Obviously, a number of open questions remain: one is the identification of T-ALL subgroups that would benefit the most from this novel intervention. Also, it may be interesting to investigate biomarkers in patient leukemia cells to help predict therapeutic response to these therapies. From a biological standpoint, further investigations to determine if the WDR5-knockdown phenotype is associated with cellular senescence may be attractive. This approach may then be suitable for targeting dormant cancer cells, thereby leading to long-term remissions. Finally, from a clinical perspective, it will be of great importance to assess the safety and tolerability of this regimen.

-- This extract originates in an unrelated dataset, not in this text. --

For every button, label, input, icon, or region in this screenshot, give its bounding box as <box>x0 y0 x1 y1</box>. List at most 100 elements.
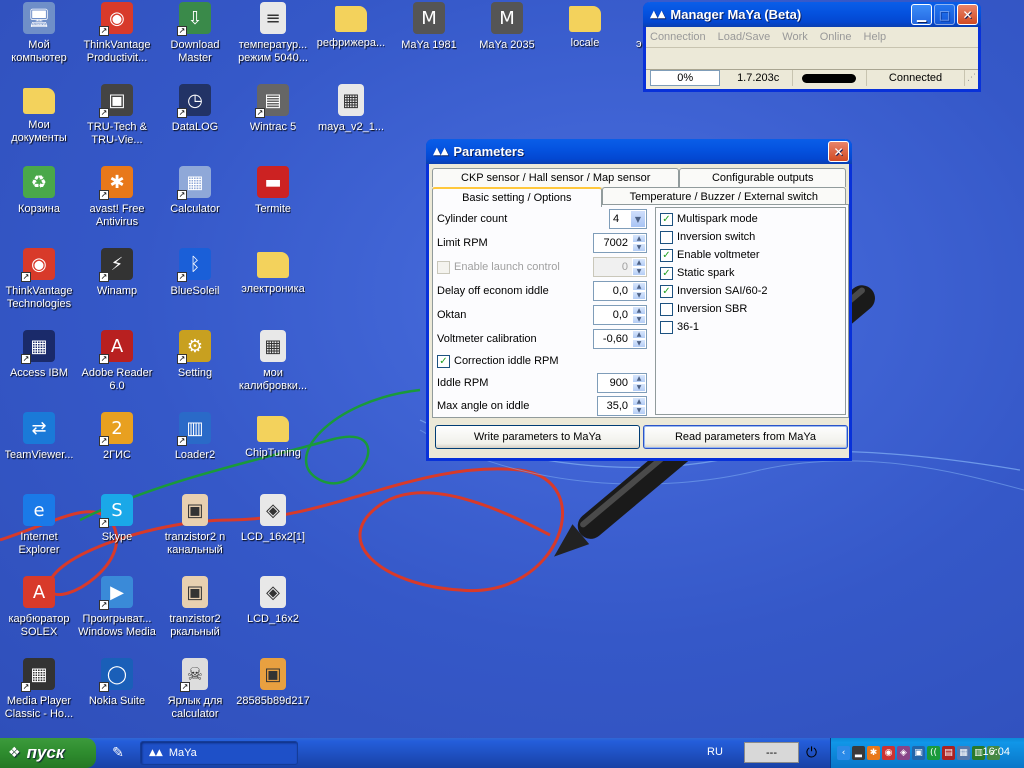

In conclusion, the work by Han and colleagues has made first steps in an important direction. It is possible that novel approaches targeting the epigenome will play a role in improving the prognosis of T-ALL at relapse, if they are tolerable in this often heavily pretreated patient population.

Conflict-of-interest disclosure: The authors declare no competing financial interests.